Berlin. Als der Diskus noch über die blaue Bahn hüpfte, sank Robert Harting auf die Knie, streckte beide Fäuste zur Hallendecke und ließ sich wenig später auf der Ehrenrunde von fast 13.000 Fans feiern. Im letzten Versuch hatte sich der Berliner beim Istaf Indoor noch den Sieg gesichert – ein großes Comeback nach fast anderthalbjähriger Leidenszeit.

So avancierte Olympiasieger Harting noch zum Star eines unterhaltsamen Leichtathletik-Abends, der aus deutscher Sicht noch einen weiteren Höhepunkt bot: Die Weitspringerin Alexandra Wester landete bei unglaublichen 6,95 Metern – und träumt nun mit 21 Jahren schon von Olympia.

Nach Rio de Janeiro will im Sommer natürlich auch Robert Harting.
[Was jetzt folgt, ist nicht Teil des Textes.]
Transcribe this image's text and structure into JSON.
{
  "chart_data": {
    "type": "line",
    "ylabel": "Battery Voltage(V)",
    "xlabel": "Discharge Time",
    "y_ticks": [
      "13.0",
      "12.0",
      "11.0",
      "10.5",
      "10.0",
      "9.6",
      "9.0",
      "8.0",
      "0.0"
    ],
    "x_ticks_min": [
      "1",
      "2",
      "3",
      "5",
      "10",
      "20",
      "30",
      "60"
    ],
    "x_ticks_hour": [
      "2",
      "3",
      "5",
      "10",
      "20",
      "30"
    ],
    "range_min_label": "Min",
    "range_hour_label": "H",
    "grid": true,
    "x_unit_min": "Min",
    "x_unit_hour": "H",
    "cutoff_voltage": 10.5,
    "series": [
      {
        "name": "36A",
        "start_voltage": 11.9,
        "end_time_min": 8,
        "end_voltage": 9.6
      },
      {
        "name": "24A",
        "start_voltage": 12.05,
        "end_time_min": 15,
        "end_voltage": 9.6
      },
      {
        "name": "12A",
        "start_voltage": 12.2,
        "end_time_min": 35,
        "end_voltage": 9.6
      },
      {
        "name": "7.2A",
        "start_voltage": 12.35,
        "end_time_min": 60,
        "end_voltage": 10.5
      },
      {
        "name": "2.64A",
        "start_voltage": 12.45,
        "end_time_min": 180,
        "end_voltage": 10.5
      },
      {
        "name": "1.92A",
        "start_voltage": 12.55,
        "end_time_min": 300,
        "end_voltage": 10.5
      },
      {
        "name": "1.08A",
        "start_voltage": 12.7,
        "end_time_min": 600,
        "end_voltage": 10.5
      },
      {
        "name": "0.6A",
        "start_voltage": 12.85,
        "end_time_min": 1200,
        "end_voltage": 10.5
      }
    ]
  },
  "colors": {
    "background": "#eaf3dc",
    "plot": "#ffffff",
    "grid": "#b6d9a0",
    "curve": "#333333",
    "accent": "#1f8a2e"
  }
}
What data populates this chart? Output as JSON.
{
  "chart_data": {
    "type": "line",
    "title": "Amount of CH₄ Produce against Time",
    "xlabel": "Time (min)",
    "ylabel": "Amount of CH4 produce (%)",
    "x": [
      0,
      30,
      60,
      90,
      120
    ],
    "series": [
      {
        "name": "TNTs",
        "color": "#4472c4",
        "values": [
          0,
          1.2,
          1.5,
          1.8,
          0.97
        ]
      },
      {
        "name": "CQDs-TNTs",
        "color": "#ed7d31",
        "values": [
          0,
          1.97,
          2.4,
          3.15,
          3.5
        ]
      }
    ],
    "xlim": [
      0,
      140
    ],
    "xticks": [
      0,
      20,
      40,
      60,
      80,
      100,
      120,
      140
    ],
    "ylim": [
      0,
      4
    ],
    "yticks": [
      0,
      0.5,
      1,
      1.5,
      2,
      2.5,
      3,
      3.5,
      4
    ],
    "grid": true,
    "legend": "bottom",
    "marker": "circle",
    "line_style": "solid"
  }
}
Der Olympiasieger von 2012 triumphierte mit 64,81 Metern und war seinem jüngeren Bruder Christoph beim Heimspiel in der Mercedes-Benz-Arena damit 47 Zentimeter voraus. „Ein geileres Comeback gibt es eigentlich nicht“, sagte der 31-Jährige nach seinem Sieg bewegt. „Es ist ein Tag, den ich nie vergessen werde. Das bleibt immer im Herzen“, gestand der Lokalmatador und bedankte sich bei den Fans.

Der dreimalige Weltmeister hatte Anfang September 2014 seinen bis dato letzten Wettkampf bestritten und sich kurz darauf das Kreuzband gerissen. Sein großes Ziel sind die Sommerspiele in Rio, und der überraschende Sieg am Samstag gab Harting mächtig Auftrieb. „Klar“, sagte der Modellathlet mit Vollbart, „jetzt gehe ich mit einem Lächeln in mein Programm“.
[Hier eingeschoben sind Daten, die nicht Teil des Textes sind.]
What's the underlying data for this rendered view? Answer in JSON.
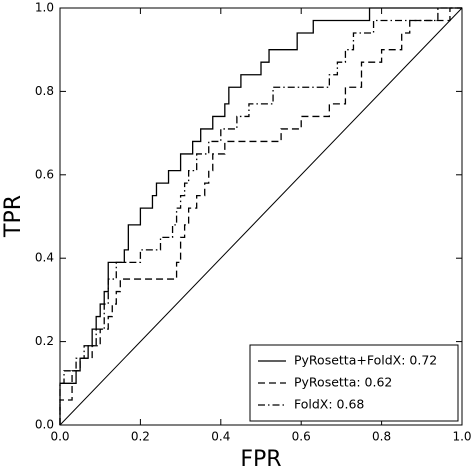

Weitsprung-Shootingstar Wester kann sich ebenfalls Hoffnungen auf einen Olympia-Start machen. Die 21-Jährige stammt aus Saulheim und kam vor sieben Jahren zum USC Mainz. Sie war dann gleich deutsche Meisterin und hielt den deutschen Schülerinnenrekord im Siebenkampf, im Winter wechselte sie zum ASV Köln und wird von Dreisprung-Weltmeister (1999) Charles Friedek trainiert. Mit 6,95 Meter überbot sie die Jahresweltbestleistung gleich um elf Zentimeter. „Das ist schwer zu realisieren. Mein Ziel war es eigentlich, die WM-Norm von 6,75 Meter zu knacken“, sagte sie.

Besser als Wester waren in der Halle überhaupt erst zwei deutsche Weitspringerinnen: Rekordfrau Heike Drechsler (7,37 Meter/1988) und Helga Radtke (7,09/1985). Olympiasiegerin Drechsler war vor 20 Jahren letztmals bei einem Hallenmeeting weiter gesprungen (6,96 Meter). Wester bedankte sich bei dem Publikum, das „Hammer mitgemacht hat“.

Eine Überraschung gab es beim Stabhochsprung: Der Brasilianer Thiago Braz da Silva schlug den Top-Favoriten dort ein Schnippchen und sicherte sich den Sieg mit Südamerika-Rekord von 5,93 Metern. Gleich um 17 Zentimeter steigerte der 22-Jährige seine persönliche Bestleistung. Olympiasieger Renaud Lavillenie musste sich als Zweiter mit 5,85 Metern ebenso geschlagen geben wie Ex-Weltmeister Holzdeppe vom LAZ Zweibrücken mit 5,77 auf Rang drei.

Weltmeisterin Dafne Schippers setzte das Sprint-Glanzlicht des Abends: Sowohl im Vorlauf (7,04 Sekunden) als auch im Finale (7,00) rannte die 200-Meter-Weltmeisterin Jahresweltbestzeit – zugleich Landesrekord für die Niederländerin. „Sprint-Opa“ Kim Collins (39) gewann zum dritten Mal in Serie den Männersprint beim Hallen-Istaf in 6,53 Sekunden.